Мы поудобнее устроились на брошенном ленточном фундаменте и закурили.
— Расскажи-ка мне, как закончилась война.
— Да ты ведь знаешь, Михаил.
— Нет, я же немного не довоевал. Некипелов-таки сплавил меня на расстояние «В ы с т р е л а». Скверно я чувствовал себя тогда, уезжая в тыл вполне здоровым.
И я стал рассказывать Михаилу о тех последних днях, которые он знал действительно лишь по сводкам.
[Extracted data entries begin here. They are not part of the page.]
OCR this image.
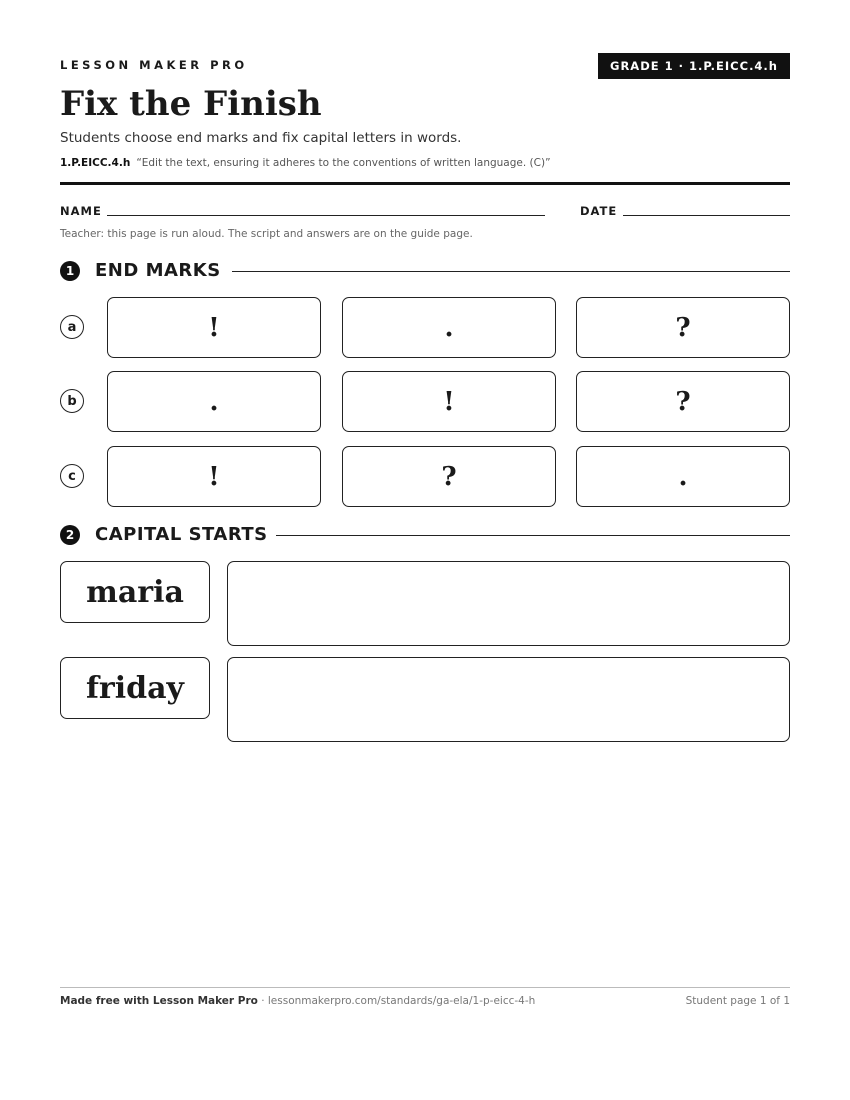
LESSON MAKER PRO	GRADE 1 · 1.P.EICC.4.h
Fix the Finish
Students choose end marks and fix capital letters in words.
1.P.EICC.4.h “Edit the text, ensuring it adheres to the conventions of written language. (C)”
NAME	DATE
Teacher: this page is run aloud. The script and answers are on the guide page.
1	END MARKS
a	!	.	?
b	.	!	?
c	!	?	.
2	CAPITAL STARTS
maria
friday
Made free with Lesson Maker Pro · lessonmakerpro.com/standards/ga-ela/1-p-eicc-4-h	Student page 1 of 1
До конца войны оставалось меньше месяца, когда мы расстались после похорон Ивана Григорьевича Строева… Вскоре пала Вена, а за ней и Флоридсдорф. Наша дивизия повернула на северо-запад, и нам так и не удалось побывать в знаменитом Венском лесу. Мы занимали австрийские д о р ф ы с легкими боями, а по вечерам на КП дивизии слышалась легкая музыка Штрауса. По вечерам радио сообщало о ходком наступлении на Берлин. Но в тот день, когда мы узнали о встрече передовых частей Красной Армии с союзниками в Торгау, немцы внезапно контратаковали нас. Батальон, которым раньше командовал Дубровин, попал в окружение. До поздней ночи дрались на опушке леса дубровинцы, уже готовые вызвать огонь на себя. Однако в полночь им удалось разорвать кольцо. Тень погибшего комбата осенила их, и они победили. Это был заключительный жаркий бой.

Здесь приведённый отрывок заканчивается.